AI-generated imaging using brain activity hits record 75% accuracy
An image reconstructed by generative AI using recordings of a test subject’s neural activity
Artificial intelligence (AI) was for the first time able to reconstruct images from peoples’ brain activity with over 75% accuracy, researchers in Japan revealed on Nov. 30.
Until now, recreating images from brain activity was only possible when the subject was actually seeing them, or when the type of images, such as faces, letters or simple figures, were specified. The team of researchers from the National Institutes for Quantum Science and Technology (QST) and other organizations has reportedly demonstrated that it’s possible to reconstruct all sorts of images, such as landscapes and complex figures, to some extent based solely on thought.
First, the team recorded the brain activity of subjects who viewed 1,200 various images while situated in a functional magnetic resonance imaging (fMRI) machine. “Score charts” with some 6.13 million factors such as color, shape and texture were also created by making the AI recognize the images. A neural signal translator program was made that matches brain activity with the scoring chart, creating new scoring charts when new brain activity is input.
One of the images used for an AI reconstruction experiment is seen. The subject mentally pictured this image between 30 minutes and one hour after viewing
Next, the subjects were shown an image different from the 1,200, and their brain activity was measured under the fMRI 30 minutes to an hour later while asked to imagine what kind of image they had seen. Inputting the records, the neural signal translator then created score charts. The charts were input into another generative AI program in order to reconstruct the image, undergoing a 500-step revision process.

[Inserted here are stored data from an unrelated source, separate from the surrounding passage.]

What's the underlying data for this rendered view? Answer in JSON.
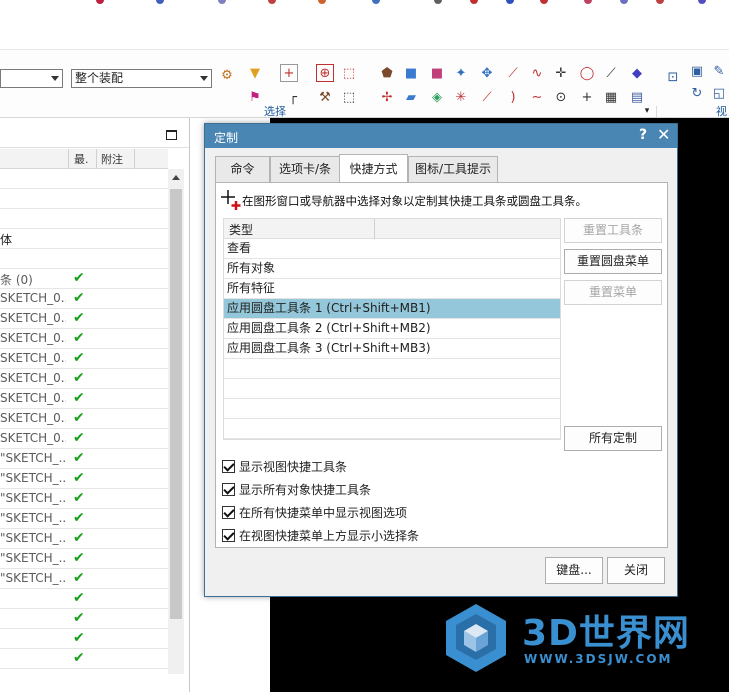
{
  "ribbon": {
    "assembly_scope": "整个装配",
    "first_combo": "",
    "select_group": "选择",
    "view_group": "视"
  },
  "navigator": {
    "col_latest": "最.",
    "col_note": "附注",
    "rows": [
      {
        "label": "",
        "check": false
      },
      {
        "label": "",
        "check": false
      },
      {
        "label": "",
        "check": false
      },
      {
        "label": "体",
        "check": false,
        "dark": true
      },
      {
        "label": "",
        "check": false
      },
      {
        "label": "条 (0)",
        "check": true
      },
      {
        "label": "SKETCH_0...",
        "check": true
      },
      {
        "label": "SKETCH_0...",
        "check": true
      },
      {
        "label": "SKETCH_0...",
        "check": true
      },
      {
        "label": "SKETCH_0...",
        "check": true
      },
      {
        "label": "SKETCH_0...",
        "check": true
      },
      {
        "label": "SKETCH_0...",
        "check": true
      },
      {
        "label": "SKETCH_0...",
        "check": true
      },
      {
        "label": "SKETCH_0...",
        "check": true
      },
      {
        "label": "\"SKETCH_...",
        "check": true
      },
      {
        "label": "\"SKETCH_...",
        "check": true
      },
      {
        "label": "\"SKETCH_...",
        "check": true
      },
      {
        "label": "\"SKETCH_...",
        "check": true
      },
      {
        "label": "\"SKETCH_...",
        "check": true
      },
      {
        "label": "\"SKETCH_...",
        "check": true
      },
      {
        "label": "\"SKETCH_...",
        "check": true
      },
      {
        "label": "",
        "check": true
      },
      {
        "label": "",
        "check": true
      },
      {
        "label": "",
        "check": true
      },
      {
        "label": "",
        "check": true
      }
    ]
  },
  "dialog": {
    "title": "定制",
    "help": "?",
    "close": "✕",
    "tabs": [
      "命令",
      "选项卡/条",
      "快捷方式",
      "图标/工具提示"
    ],
    "active_tab": 2,
    "hint": "在图形窗口或导航器中选择对象以定制其快捷工具条或圆盘工具条。",
    "list_header": "类型",
    "list_items": [
      {
        "label": "查看",
        "selected": false
      },
      {
        "label": "所有对象",
        "selected": false
      },
      {
        "label": "所有特征",
        "selected": false
      },
      {
        "label": "应用圆盘工具条 1 (Ctrl+Shift+MB1)",
        "selected": true
      },
      {
        "label": "应用圆盘工具条 2 (Ctrl+Shift+MB2)",
        "selected": false
      },
      {
        "label": "应用圆盘工具条 3 (Ctrl+Shift+MB3)",
        "selected": false
      },
      {
        "label": "",
        "selected": false
      },
      {
        "label": "",
        "selected": false
      },
      {
        "label": "",
        "selected": false
      },
      {
        "label": "",
        "selected": false
      }
    ],
    "side_buttons": {
      "reset_toolbar": "重置工具条",
      "reset_radial": "重置圆盘菜单",
      "reset_menu": "重置菜单",
      "all_custom": "所有定制"
    },
    "checkboxes": [
      {
        "label": "显示视图快捷工具条",
        "checked": true
      },
      {
        "label": "显示所有对象快捷工具条",
        "checked": true
      },
      {
        "label": "在所有快捷菜单中显示视图选项",
        "checked": true
      },
      {
        "label": "在视图快捷菜单上方显示小选择条",
        "checked": true
      }
    ],
    "keyboard_button": "键盘...",
    "close_button": "关闭"
  },
  "watermark": {
    "brand": "3D世界网",
    "url": "WWW.3DSJW.COM"
  },
  "colors": {
    "title_bar": "#4a86b4",
    "selection": "#93c7d9",
    "check_green": "#18a018",
    "brand_blue": "#3a8fd0"
  }
}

This resulted in the ability to pinpoint original images from the reconstructed ones with a 75.6% accuracy rate, a huge advancement compared to prior methods that had achieved merely 50.4% accuracy.

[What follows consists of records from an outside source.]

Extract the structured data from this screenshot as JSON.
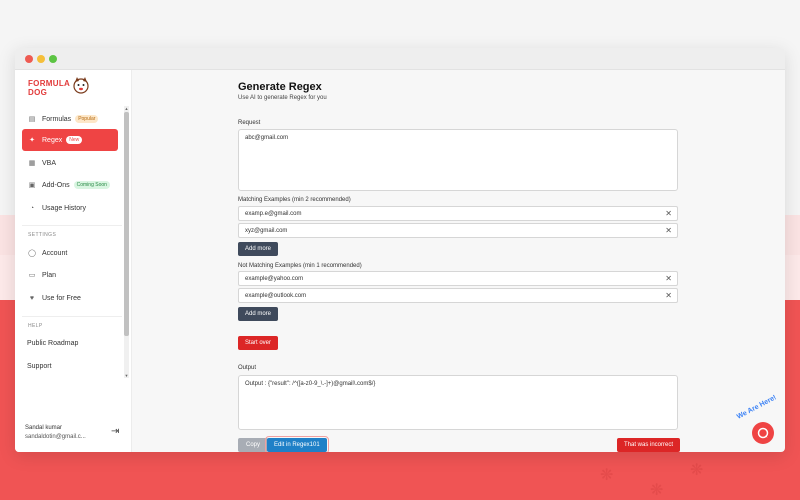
{
  "app": {
    "logo_line1": "FORMULA",
    "logo_line2": "DOG"
  },
  "sidebar": {
    "items": [
      {
        "label": "Formulas",
        "badge": "Popular",
        "icon": "formula-icon"
      },
      {
        "label": "Regex",
        "badge": "New",
        "icon": "regex-icon"
      },
      {
        "label": "VBA",
        "icon": "vba-icon"
      },
      {
        "label": "Add-Ons",
        "badge": "Coming Soon",
        "icon": "addon-icon"
      },
      {
        "label": "Usage History",
        "icon": "history-icon"
      }
    ],
    "settings_label": "SETTINGS",
    "settings_items": [
      {
        "label": "Account",
        "icon": "account-icon"
      },
      {
        "label": "Plan",
        "icon": "plan-icon"
      },
      {
        "label": "Use for Free",
        "icon": "heart-icon"
      }
    ],
    "help_label": "HELP",
    "help_items": [
      {
        "label": "Public Roadmap"
      },
      {
        "label": "Support"
      }
    ],
    "user": {
      "name": "Sandal kumar",
      "email": "sandaldotin@gmail.c..."
    }
  },
  "main": {
    "title": "Generate Regex",
    "subtitle": "Use AI to generate Regex for you",
    "request_label": "Request",
    "request_value": "abc@gmail.com",
    "matching_label": "Matching Examples (min 2 recommended)",
    "matching_examples": [
      "examp.e@gmail.com",
      "xyz@gmail.com"
    ],
    "add_more_label": "Add more",
    "not_matching_label": "Not Matching Examples (min 1 recommended)",
    "not_matching_examples": [
      "example@yahoo.com",
      "example@outlook.com"
    ],
    "start_over_label": "Start over",
    "output_label": "Output",
    "output_value": "Output : {\"result\": /^([a-z0-9_\\.-]+)@gmail\\.com$/}",
    "copy_label": "Copy",
    "edit_label": "Edit in Regex101",
    "incorrect_label": "That was incorrect"
  },
  "chat_widget": {
    "label": "We Are Here!"
  },
  "colors": {
    "accent": "#ef4444",
    "dark_button": "#3f4a5c",
    "blue_button": "#1f80c7"
  }
}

The research could lead to new forms of communication not requiring the use of words. QST researcher Kei Majima said, “This is a monumental achievement in which humans peered into another person’s head for the first time. I hope this research prompts further understanding of the human mind.”
The results were published as “Mental image reconstruction from human brain activity: Neural decoding of mental imagery via deep neural network-based Bayesian estimation” in the online edition of the international science journal Neural Networks.